Ben en baştan itibaren, bize Arap Baharı veya Arap Devrimleri olarak
sunulan olaylar hakkında ne şekilde konuşmamiız gerektiği noktasında hep
çok temkinli durdum. Bu bir bahar olmaktan uzak, dedim ve şimdiye
kadar da bir devrim görmedim. Maalesef olup bitene ilişkin yorumlarım ve
değerlendirmelerim şimdi daha netleşti ve haklı çıktım. Tunus, Mısır,
Suriye, Yemen, Libya, Ürdün ve Fas'taki durumlar bunu doğruluyor.
Görüldüğü gibi gerçekte bir şey olduğu yok. Siyasi zemin karmakarışık ve
belirsiz. Kitabımda da anlattığım gibi bu süreci sadece siyasi
kavramlarla değerlendiremeyiz. Ekonomik terimlere de ihtiyacımız var.
Sadece Tunus ve Mısır'da ne olduğuna baksak bile, şu an bu ülkelerin
durumlarını ekonomik açıdan değerlendirmeye çalıştıklarını görürüz.
Vaziyet çok kötü.

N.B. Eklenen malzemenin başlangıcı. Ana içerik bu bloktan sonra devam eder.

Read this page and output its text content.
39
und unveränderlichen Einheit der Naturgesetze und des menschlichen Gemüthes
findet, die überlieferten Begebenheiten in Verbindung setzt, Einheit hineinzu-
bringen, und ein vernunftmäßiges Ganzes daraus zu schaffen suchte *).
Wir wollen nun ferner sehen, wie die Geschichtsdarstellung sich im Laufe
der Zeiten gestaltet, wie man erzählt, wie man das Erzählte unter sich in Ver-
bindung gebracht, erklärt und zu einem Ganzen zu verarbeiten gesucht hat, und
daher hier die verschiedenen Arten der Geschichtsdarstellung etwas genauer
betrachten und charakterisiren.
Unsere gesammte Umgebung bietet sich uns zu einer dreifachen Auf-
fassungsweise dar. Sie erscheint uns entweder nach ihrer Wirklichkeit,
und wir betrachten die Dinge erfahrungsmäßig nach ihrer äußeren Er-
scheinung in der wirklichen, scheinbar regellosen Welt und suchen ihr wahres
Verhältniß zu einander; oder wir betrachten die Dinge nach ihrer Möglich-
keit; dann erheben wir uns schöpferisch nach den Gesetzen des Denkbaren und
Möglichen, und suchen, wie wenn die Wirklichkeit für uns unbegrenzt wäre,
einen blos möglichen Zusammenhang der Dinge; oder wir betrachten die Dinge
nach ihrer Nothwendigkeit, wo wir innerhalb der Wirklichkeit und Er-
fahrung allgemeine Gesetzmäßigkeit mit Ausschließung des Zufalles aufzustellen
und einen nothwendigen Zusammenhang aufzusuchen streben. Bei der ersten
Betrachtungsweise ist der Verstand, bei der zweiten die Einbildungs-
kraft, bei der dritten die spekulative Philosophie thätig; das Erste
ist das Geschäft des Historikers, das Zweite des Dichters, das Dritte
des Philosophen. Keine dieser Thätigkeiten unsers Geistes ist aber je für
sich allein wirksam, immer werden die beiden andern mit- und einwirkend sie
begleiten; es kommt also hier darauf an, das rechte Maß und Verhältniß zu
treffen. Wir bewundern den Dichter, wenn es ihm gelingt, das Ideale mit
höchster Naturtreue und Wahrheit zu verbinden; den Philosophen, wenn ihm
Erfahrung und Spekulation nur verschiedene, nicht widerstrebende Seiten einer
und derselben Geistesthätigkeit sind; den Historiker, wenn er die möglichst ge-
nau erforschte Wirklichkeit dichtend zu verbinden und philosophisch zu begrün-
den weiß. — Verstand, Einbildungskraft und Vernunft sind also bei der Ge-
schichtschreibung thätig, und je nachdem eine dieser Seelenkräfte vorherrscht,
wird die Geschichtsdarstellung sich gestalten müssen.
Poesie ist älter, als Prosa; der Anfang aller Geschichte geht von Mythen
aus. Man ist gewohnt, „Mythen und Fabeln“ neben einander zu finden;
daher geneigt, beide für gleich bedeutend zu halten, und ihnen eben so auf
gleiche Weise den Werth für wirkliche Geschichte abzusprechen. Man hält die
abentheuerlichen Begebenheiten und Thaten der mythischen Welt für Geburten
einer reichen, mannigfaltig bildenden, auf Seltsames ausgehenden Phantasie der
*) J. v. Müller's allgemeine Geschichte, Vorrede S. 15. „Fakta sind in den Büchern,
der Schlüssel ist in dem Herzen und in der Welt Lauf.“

Evet, çok iyi kazananlar da var; ama yolsuzluk Mısır
ve Tunus ekonomisini IMF'in kontrolü altına sokuyor. Ve bu eskiye göre
çok daha onemli bir mevzu. Şu an bulunduğumuz nokta bu.
Arap Uyanışı nereye doğru gidiyor? Neticesine dair bir öngörünüz var mı?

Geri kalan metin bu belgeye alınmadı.